Yun-song Zhang¹JIANAN YU¹Mingze Han¹Bin Si¹Zhen-hua LI²Jicheng Han^2*

• ¹Changchun University of Chinese Medicine, Changchun, Jilin Province, China
• ²The Affiliated Hospital of Changchun University of Traditional Chinese Medicine, Changchun, Jilin Province, China

Osteoporosis, characterized by reduced bone mineral density and increased risk of fracture, poses a major health challenge, especially in an aging population. Mitochondria play a crucial role in cellular energy production and homeostasis. Recent evidence indicates that mitochondrial dysfunction is closely related to the pathogenesis of osteoporosis.This study conducted a comprehensive bibliometric analysis to explore the relationship between mitochondrial dysfunction and osteoporosis (OP), utilizing data from the Web of Science Core Collection (WoSCC) spanning 2014-2024. A total of 780 articles were analyzed using CiteSpace and VOSviewer to visualize research trends, collaboration networks, and emerging hotspots. The annual publication output demonstrated a significant upward trajectory, with China and the United States leading contributions. Key journals such as Journal of Biological Chemistry and Nature were identified as authoritative sources, while oxidative stress (177 occurrences), apoptosis, mitophagy, and mitochondrial transfer emerged as core research themes. CiteSpace cluster analysis revealed emerging frontiers, including ferroptosis and SIRT1 signaling pathways, which exhibited rapid growth in keyword frequency and citation bursts. VOSviewer mapping highlighted interdisciplinary linkages between mitochondrial quality control, redox balance, and bone metabolism.

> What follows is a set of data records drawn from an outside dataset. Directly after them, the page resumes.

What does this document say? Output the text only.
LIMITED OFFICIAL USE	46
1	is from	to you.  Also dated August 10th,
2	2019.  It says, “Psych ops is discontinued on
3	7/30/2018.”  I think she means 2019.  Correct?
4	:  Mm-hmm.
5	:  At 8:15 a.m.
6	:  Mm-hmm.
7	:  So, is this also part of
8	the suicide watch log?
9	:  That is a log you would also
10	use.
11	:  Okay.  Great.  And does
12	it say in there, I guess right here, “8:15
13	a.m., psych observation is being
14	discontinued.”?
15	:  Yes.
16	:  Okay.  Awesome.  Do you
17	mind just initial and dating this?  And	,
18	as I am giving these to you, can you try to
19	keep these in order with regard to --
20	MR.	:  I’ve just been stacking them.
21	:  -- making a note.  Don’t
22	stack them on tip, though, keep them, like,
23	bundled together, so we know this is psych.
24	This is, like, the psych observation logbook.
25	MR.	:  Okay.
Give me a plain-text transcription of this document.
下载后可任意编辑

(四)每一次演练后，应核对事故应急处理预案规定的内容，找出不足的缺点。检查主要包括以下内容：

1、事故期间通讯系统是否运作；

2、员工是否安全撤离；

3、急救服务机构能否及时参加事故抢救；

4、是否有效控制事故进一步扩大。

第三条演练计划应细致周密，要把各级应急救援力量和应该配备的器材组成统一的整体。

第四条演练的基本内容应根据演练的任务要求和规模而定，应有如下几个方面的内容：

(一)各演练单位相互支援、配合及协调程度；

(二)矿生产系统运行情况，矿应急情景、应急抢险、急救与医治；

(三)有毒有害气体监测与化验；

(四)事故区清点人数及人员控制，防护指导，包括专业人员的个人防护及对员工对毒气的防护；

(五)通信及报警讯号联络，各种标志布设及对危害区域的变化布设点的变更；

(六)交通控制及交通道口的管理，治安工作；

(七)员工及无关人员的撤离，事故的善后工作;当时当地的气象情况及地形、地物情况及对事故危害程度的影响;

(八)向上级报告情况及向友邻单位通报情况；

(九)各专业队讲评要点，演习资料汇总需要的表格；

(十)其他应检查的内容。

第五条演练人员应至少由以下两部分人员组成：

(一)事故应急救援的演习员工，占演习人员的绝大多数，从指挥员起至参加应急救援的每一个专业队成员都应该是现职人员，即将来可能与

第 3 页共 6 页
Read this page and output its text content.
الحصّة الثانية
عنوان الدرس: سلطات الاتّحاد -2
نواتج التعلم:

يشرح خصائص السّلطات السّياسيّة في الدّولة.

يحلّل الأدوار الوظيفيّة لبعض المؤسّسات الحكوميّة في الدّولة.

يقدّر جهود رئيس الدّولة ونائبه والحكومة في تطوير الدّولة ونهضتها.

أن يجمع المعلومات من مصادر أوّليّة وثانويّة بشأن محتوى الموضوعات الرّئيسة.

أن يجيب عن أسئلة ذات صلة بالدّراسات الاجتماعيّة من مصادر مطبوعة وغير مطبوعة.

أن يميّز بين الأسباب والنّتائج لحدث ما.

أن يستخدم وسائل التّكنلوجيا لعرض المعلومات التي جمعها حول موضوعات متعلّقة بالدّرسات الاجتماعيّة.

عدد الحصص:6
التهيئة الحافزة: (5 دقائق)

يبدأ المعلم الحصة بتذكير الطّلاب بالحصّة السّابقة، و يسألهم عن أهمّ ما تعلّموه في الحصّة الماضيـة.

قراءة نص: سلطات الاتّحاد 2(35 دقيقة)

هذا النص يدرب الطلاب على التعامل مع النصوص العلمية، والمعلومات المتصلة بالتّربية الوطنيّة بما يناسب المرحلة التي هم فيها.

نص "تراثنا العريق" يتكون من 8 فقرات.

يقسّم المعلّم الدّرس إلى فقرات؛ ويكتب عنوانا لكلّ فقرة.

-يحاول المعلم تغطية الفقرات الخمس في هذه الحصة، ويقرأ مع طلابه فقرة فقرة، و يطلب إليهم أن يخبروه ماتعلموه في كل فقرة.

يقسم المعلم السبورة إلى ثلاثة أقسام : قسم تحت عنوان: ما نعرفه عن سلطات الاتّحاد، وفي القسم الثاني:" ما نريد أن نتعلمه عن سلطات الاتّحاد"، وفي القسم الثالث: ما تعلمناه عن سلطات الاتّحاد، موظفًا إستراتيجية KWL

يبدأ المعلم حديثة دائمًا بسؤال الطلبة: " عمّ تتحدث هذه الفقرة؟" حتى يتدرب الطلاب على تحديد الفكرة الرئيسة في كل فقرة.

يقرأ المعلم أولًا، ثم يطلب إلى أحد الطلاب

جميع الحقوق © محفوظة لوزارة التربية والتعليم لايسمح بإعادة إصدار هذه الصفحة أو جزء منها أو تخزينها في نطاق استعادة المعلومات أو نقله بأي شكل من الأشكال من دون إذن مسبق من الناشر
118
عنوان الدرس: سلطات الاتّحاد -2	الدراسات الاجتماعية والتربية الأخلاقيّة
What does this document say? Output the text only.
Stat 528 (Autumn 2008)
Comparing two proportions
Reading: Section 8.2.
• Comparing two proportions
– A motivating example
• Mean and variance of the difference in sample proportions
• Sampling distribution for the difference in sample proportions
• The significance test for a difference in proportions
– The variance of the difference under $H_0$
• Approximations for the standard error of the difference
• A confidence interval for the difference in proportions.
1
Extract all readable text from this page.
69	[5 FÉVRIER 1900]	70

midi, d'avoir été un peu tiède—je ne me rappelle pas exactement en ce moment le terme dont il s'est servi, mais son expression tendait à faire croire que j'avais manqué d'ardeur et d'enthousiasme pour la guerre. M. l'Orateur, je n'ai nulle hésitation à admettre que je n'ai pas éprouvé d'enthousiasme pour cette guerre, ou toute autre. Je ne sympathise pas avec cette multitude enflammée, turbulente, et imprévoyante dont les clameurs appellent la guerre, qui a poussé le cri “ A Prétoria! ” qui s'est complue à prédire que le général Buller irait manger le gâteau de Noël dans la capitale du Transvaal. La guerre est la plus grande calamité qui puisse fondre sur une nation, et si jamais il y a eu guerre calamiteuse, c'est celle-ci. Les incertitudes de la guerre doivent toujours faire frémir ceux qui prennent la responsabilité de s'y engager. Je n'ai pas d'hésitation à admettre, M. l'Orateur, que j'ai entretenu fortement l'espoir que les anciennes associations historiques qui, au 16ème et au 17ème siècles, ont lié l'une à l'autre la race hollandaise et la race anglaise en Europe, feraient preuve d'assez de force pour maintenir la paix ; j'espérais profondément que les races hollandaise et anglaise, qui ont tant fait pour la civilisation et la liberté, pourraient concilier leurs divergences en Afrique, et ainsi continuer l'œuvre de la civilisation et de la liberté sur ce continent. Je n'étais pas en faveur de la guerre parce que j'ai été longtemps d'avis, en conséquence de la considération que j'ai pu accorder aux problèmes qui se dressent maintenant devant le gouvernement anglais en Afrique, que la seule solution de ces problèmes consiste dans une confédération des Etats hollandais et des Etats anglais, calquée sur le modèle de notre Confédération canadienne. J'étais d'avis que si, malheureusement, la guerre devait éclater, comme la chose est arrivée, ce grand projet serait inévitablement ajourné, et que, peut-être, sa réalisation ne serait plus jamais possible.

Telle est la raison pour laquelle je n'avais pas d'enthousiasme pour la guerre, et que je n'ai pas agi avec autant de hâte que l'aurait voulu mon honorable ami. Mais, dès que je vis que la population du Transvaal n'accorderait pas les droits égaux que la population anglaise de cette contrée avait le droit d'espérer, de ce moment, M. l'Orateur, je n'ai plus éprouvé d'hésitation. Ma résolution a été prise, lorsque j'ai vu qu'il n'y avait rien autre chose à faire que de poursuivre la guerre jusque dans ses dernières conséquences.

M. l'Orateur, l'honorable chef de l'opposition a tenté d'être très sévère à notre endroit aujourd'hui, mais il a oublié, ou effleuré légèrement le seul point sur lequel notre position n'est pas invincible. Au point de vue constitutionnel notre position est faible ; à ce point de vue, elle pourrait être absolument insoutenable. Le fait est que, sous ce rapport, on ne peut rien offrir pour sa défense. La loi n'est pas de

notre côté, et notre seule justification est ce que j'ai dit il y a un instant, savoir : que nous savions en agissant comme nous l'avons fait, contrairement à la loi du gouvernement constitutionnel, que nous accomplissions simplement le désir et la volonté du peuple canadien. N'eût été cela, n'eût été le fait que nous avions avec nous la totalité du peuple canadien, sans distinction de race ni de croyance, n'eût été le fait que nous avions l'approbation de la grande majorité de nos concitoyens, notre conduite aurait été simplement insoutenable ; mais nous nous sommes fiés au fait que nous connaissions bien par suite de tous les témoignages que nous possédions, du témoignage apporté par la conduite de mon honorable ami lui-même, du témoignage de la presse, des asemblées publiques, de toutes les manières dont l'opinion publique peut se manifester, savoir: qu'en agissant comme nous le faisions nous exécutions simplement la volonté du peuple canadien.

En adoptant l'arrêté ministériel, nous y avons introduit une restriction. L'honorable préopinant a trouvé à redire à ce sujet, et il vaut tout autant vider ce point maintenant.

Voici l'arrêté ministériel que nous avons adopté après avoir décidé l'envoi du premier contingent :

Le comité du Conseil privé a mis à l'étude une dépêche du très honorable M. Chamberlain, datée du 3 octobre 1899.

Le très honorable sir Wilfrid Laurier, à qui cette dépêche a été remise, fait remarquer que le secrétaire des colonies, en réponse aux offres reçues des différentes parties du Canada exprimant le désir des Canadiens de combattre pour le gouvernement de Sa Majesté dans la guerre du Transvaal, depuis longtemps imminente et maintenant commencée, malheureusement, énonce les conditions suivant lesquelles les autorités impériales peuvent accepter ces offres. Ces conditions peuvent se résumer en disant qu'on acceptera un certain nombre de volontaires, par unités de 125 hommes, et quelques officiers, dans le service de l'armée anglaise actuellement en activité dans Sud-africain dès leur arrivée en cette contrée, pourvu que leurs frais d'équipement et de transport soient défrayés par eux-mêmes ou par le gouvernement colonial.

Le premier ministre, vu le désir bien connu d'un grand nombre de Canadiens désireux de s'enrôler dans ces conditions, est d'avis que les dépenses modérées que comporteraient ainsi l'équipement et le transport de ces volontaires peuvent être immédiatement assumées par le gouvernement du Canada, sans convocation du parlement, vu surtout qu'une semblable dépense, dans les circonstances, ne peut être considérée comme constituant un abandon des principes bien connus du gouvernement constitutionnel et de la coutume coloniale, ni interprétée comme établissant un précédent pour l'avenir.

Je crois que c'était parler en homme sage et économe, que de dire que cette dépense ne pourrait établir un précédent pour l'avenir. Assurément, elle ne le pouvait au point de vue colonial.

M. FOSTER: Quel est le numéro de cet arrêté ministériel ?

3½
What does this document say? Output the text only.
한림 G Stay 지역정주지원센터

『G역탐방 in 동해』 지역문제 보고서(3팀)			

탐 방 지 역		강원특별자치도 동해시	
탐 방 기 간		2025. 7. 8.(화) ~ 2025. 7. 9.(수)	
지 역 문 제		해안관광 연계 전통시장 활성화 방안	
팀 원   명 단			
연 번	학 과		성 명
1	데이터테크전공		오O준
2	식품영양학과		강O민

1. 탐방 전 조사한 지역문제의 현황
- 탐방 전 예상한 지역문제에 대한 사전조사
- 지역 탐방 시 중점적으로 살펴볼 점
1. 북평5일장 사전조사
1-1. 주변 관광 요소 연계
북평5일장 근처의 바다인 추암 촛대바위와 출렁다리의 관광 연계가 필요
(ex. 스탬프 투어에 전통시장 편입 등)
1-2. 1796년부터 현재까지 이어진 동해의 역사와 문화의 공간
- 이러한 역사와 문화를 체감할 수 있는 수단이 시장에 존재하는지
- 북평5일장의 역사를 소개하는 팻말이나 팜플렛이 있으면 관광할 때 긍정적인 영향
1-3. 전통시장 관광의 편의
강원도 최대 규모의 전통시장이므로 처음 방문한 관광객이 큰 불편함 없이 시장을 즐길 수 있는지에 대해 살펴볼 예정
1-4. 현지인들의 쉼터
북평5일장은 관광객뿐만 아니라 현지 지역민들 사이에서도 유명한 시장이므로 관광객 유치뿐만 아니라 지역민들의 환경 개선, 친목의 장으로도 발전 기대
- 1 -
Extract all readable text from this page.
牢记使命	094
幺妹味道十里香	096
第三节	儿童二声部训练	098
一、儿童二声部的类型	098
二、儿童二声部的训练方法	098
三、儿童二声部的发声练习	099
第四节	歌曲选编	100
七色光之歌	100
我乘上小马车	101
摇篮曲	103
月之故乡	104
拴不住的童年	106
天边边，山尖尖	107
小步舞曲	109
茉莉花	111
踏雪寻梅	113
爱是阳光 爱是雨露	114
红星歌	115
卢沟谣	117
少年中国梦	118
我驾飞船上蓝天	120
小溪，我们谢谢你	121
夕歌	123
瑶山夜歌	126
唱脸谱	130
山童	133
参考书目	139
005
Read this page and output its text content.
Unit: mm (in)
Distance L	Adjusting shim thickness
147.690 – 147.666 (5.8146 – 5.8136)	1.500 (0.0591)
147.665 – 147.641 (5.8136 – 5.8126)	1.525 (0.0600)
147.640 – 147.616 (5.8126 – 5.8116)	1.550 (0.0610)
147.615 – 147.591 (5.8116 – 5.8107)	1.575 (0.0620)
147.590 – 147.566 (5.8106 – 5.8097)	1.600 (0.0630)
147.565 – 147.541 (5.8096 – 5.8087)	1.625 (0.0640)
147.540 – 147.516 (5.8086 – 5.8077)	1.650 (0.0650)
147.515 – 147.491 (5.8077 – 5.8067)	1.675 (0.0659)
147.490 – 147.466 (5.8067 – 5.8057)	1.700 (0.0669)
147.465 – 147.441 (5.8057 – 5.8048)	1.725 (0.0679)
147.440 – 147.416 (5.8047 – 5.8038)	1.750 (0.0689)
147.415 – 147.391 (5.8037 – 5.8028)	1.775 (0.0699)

Clinical implications were underscored by therapeutic strategies targeting oxidative stress, such as SIRT1 activators, vitamin K2, and nanoparticle-based interventions, which showed promise in preclinical models for restoring bone homeostasis.Additionally, mitochondrial transfer mechanisms and ferroptosis inhibitors were proposed as novel approaches for bone defect repair and diabetic osteoporosis management. These findings provide new insights into the molecular mechanisms of osteoporosis and potential targets for future prevention and treatment strategies. Overall, this study promotes our understanding of the complex interactions between mitochondrial function and bone health, and provides a valuable direction for further research.